If unissued registered shares are administered on behalf of a share¬hold¬er through a bank, such shares, the rights connected with such shares respectively may only be trans¬ferred with the cooperation of the bank. They may also only be pledged in favour of the bank, in which case the com¬pany needs not be no¬ti¬fied.
The Shareholders' Meeting may convert registered shares to bearer shares or bearer shares to registered shares at any time, save as pro-vided in § 15.
Registered shareholders may swap 6 registered shares at a nominal value of CHF 1.50 each against 1 bearer share at the nominal value of CHF 9.--. The execution lies with the Board of Directors and includes:
- Definition of procedural details and time of swaps
- Deletion of turned-in registered shares and issuance of bearer shares needed
- According to the shares being swapped and pursuant to Art. 653f-h SCO annual adaptation of §3 al. 1 of the Articles of Association of Sika AG.
§5
The Board of Directors reserves the right to refuse a buyer of registered shares as shareholders, in so far as the number of registered shares held by him exceeds 5% of the total number of registered shares entered in the commercial register.

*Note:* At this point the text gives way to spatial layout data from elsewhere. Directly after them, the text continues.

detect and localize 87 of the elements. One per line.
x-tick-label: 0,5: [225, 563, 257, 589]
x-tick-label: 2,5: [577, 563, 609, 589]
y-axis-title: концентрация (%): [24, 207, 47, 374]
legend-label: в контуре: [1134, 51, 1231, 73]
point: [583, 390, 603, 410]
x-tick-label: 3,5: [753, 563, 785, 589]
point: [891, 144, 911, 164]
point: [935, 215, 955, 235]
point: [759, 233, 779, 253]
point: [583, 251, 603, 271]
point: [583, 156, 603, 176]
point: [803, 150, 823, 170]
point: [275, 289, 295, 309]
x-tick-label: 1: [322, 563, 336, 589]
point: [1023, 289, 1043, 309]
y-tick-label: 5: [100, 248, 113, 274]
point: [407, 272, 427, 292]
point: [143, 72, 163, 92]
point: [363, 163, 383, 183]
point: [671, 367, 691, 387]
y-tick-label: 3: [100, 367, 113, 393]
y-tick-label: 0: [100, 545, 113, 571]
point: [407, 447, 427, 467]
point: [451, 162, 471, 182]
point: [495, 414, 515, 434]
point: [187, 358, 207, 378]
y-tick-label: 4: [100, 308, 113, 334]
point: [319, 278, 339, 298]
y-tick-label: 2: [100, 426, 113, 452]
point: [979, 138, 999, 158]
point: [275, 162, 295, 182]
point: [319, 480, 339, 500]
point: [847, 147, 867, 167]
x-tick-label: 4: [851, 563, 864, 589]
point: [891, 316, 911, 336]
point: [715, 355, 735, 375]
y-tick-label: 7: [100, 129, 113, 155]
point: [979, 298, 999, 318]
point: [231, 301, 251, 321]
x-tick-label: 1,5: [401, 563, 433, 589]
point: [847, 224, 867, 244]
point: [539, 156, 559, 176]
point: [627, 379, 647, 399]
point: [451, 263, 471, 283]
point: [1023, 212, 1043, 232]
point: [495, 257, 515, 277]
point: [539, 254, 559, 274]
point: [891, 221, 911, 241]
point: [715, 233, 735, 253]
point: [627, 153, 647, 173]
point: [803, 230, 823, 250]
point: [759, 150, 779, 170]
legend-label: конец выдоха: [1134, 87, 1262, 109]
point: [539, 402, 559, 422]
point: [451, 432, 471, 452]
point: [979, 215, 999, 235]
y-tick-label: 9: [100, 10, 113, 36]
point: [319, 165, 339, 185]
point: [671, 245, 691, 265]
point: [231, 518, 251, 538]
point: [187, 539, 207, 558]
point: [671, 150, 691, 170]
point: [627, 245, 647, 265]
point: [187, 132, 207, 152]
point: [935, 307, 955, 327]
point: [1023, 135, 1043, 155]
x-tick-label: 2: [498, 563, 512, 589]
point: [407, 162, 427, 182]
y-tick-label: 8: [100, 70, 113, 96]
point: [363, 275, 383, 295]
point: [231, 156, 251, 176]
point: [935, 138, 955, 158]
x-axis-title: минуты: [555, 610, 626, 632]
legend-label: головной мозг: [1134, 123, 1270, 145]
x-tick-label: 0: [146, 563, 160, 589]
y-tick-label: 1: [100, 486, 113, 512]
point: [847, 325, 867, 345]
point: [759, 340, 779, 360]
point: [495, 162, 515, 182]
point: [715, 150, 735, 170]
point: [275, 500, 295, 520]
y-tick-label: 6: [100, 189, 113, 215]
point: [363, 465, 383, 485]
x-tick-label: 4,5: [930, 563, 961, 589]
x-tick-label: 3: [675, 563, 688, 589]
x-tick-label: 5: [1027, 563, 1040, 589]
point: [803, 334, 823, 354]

Legal entities and private companies with legal capacity, which are consolidated among themselves through unified management or similar organisation as pertains to capital or voting rights, as well as natural or legal entities and legally responsible private companies, which act in coordination in view of a circumvention of registration limitations, are regarded under these provisions as a single buyer.
The limitation of 5% is also valid for the subscription for or the purchase of registered shares by means of exercising subscription rights, options or conversion rights of registered or bearer shares or other securities issued by the company or a third party, subject to Article 652b par. 3 and Ar-ticle 685d par. 3, SCO.
Furthermore, the company may deny registration in the shareholder's register if, upon the company's request, the buyer does not explicitly declare that the shares have been purchased in his name and on his own account.
The company may, after consulting the party concerned, cancel registration in the shareholder's register, if the registration is the result of false information provided by the buyer. The buyer must be informed of the cancellation immediately.
The buyer must provide a statement declaring that the registered shares were transferred to him in due form.
§6
The acquirer of shares of the company is not obliged to effect a public offering pursuant to the articles 32 and 52 of the Swiss Law of Stock Exchange.